Winslow the plumber stood with his back to her, gazing out the open door at the empty fields and pretending not to listen.

“Later, dear. I have patients waiting.”

“Right. But Dorothy, is it okay if I come over sooner, like in an hour or so, and stay—uh, for a few days?”

“Of course. It's your home. Your room is always ready.” There was a click and then the dial tone.

Ellen grimaced and hung up. She'd wanted to ask to borrow the money, even though she was pretty sure Dorothy wouldn't lend it. Dorothy had been against her buying the property in the first place and strongly insisted the only thing was for Ellen to move back home. And after that, what? Live with Dorothy forever as the never-amounted-to-anything sister?

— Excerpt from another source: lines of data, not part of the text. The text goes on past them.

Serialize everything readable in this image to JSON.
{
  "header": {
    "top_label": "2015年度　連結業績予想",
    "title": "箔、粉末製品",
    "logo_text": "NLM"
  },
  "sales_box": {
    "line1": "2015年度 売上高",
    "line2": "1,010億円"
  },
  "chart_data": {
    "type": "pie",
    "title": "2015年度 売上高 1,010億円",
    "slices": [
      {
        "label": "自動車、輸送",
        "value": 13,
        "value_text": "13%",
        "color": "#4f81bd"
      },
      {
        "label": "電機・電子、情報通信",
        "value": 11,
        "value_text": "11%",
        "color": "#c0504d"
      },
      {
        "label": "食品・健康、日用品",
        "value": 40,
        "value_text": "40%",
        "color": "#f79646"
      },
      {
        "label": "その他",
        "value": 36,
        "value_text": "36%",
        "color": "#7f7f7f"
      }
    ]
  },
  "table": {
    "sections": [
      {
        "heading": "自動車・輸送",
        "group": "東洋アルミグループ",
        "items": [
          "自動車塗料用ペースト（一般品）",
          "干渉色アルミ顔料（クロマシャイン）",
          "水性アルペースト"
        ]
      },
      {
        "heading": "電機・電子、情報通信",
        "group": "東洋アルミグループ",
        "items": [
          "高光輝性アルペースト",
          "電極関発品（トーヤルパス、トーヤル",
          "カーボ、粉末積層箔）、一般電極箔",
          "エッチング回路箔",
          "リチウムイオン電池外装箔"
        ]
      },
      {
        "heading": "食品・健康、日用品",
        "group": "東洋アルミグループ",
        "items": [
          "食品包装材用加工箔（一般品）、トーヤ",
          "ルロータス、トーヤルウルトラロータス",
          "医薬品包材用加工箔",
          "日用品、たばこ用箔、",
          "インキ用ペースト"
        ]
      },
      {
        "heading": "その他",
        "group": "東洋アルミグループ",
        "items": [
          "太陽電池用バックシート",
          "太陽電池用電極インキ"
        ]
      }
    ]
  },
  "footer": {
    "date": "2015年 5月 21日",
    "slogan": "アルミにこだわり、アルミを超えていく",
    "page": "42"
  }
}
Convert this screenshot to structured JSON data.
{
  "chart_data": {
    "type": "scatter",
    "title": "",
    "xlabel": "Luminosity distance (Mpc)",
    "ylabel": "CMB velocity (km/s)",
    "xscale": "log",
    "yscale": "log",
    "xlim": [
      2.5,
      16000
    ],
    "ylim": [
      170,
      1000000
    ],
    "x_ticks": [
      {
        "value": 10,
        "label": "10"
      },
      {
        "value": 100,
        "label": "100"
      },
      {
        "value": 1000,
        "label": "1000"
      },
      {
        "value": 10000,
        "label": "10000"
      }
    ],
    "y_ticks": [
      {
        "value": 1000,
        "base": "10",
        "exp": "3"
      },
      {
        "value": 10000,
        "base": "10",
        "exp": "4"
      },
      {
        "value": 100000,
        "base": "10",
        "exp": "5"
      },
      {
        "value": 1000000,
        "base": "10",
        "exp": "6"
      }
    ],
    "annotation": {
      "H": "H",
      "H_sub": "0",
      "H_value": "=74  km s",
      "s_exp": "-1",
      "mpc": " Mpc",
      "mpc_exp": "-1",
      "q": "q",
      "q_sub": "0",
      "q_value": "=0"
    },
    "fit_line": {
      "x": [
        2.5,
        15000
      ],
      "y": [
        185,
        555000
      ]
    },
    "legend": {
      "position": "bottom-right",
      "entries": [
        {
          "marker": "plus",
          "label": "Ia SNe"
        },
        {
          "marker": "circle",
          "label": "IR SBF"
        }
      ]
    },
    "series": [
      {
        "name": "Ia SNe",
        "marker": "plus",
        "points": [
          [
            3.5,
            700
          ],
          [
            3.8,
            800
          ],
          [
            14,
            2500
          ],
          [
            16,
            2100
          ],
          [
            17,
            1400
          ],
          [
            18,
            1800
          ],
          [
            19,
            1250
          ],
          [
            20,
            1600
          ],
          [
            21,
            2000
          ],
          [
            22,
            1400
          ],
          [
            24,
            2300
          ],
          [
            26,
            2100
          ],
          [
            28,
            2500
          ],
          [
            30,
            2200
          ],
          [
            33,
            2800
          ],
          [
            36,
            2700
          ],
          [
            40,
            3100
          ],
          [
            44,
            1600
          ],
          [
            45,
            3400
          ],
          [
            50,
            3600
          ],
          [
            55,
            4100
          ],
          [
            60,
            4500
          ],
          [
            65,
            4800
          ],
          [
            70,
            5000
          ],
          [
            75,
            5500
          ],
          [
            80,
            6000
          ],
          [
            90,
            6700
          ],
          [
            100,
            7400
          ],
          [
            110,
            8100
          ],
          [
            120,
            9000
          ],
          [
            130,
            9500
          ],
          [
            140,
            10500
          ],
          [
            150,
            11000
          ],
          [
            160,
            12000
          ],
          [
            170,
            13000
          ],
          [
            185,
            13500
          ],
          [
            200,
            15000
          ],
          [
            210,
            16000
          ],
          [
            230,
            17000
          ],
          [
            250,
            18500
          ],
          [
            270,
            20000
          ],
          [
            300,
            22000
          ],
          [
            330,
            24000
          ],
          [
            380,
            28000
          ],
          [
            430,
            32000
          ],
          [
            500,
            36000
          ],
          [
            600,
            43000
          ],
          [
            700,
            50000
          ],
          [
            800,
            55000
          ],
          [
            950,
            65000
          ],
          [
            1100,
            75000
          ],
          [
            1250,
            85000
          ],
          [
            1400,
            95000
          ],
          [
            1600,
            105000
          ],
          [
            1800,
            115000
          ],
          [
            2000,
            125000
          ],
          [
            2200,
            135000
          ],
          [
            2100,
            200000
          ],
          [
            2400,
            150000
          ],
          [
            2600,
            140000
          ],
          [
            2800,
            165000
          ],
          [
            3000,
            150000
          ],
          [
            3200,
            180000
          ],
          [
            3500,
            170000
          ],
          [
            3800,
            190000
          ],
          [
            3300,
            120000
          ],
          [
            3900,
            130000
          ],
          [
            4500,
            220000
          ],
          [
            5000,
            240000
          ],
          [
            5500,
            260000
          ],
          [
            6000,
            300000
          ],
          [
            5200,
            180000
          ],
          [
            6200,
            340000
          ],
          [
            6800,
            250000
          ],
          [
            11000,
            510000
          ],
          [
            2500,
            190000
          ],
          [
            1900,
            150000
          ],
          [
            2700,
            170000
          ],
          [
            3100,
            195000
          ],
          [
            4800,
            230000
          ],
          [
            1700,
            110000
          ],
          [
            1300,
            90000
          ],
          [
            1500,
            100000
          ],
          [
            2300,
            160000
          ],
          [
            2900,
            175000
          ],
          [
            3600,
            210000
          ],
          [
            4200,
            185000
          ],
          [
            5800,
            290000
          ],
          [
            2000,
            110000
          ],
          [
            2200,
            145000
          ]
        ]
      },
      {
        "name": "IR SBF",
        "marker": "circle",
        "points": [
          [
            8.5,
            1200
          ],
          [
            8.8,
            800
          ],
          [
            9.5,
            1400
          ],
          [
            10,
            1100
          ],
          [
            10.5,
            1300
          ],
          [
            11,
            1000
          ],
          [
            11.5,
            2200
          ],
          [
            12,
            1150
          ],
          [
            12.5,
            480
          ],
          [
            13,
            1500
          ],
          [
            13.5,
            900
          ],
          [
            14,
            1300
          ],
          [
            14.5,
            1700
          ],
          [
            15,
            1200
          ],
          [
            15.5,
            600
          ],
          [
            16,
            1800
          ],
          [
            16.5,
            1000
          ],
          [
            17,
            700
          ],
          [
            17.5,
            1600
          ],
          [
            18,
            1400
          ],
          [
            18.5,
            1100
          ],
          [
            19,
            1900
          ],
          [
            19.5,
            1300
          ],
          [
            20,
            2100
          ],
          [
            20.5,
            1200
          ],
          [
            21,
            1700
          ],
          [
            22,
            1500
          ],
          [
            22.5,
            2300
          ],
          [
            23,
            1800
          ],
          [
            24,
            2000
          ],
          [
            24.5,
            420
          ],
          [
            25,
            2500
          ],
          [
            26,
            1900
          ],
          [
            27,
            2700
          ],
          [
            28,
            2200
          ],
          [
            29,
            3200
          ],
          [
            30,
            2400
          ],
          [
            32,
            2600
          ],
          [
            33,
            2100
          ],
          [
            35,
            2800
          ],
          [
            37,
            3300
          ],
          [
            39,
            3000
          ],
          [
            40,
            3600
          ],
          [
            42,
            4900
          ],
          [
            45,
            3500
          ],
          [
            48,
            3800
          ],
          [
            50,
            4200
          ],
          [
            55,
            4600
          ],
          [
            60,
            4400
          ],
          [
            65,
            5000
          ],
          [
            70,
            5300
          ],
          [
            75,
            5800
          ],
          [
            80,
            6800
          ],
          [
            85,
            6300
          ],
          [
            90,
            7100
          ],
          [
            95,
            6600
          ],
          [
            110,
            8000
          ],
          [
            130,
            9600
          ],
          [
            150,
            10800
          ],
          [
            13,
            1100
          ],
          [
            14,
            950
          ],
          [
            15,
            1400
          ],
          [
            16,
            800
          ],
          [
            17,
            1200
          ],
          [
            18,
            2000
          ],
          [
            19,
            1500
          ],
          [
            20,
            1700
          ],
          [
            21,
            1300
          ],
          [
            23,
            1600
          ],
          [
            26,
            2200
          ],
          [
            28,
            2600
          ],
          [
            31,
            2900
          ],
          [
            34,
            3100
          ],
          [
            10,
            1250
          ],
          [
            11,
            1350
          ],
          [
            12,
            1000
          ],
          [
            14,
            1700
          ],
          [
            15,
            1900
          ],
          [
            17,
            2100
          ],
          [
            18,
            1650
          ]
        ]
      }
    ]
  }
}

Ellen slapped the sheet of paper on the pine table, signed on the dotted line, and handed it to Winslow the plumber before her mind could tell her what she was about. “Do it,” she told him. She could always rob a bank. Or steal a painting. “How long will it take?”

“Big job. All them pipes have to be dug up and the new ones laid and fitted, and then there's—”

“How long?”

“Oh, I'd say”—he studied the ceiling as though it might have the answer—”maybe seven to ten days. Working days,” he added ominously.

Ten days? “Good. Fine. Just get it done.” She'd stay with Dorothy until all those expensive new pipes were in working order. Dorothy would be pleased; plenty of time to get in lots of I-told-you-sos, with little jabs of here's-what-you-should-do.

Winslow the plumber folded the paper carefully, tucked it into his shirt pocket, lumbered out, and took off in a pickup with “Ackerbaugh Plumbing” painted on the side.

She watched it jounce down the road. And that could use another truckload of gravel too.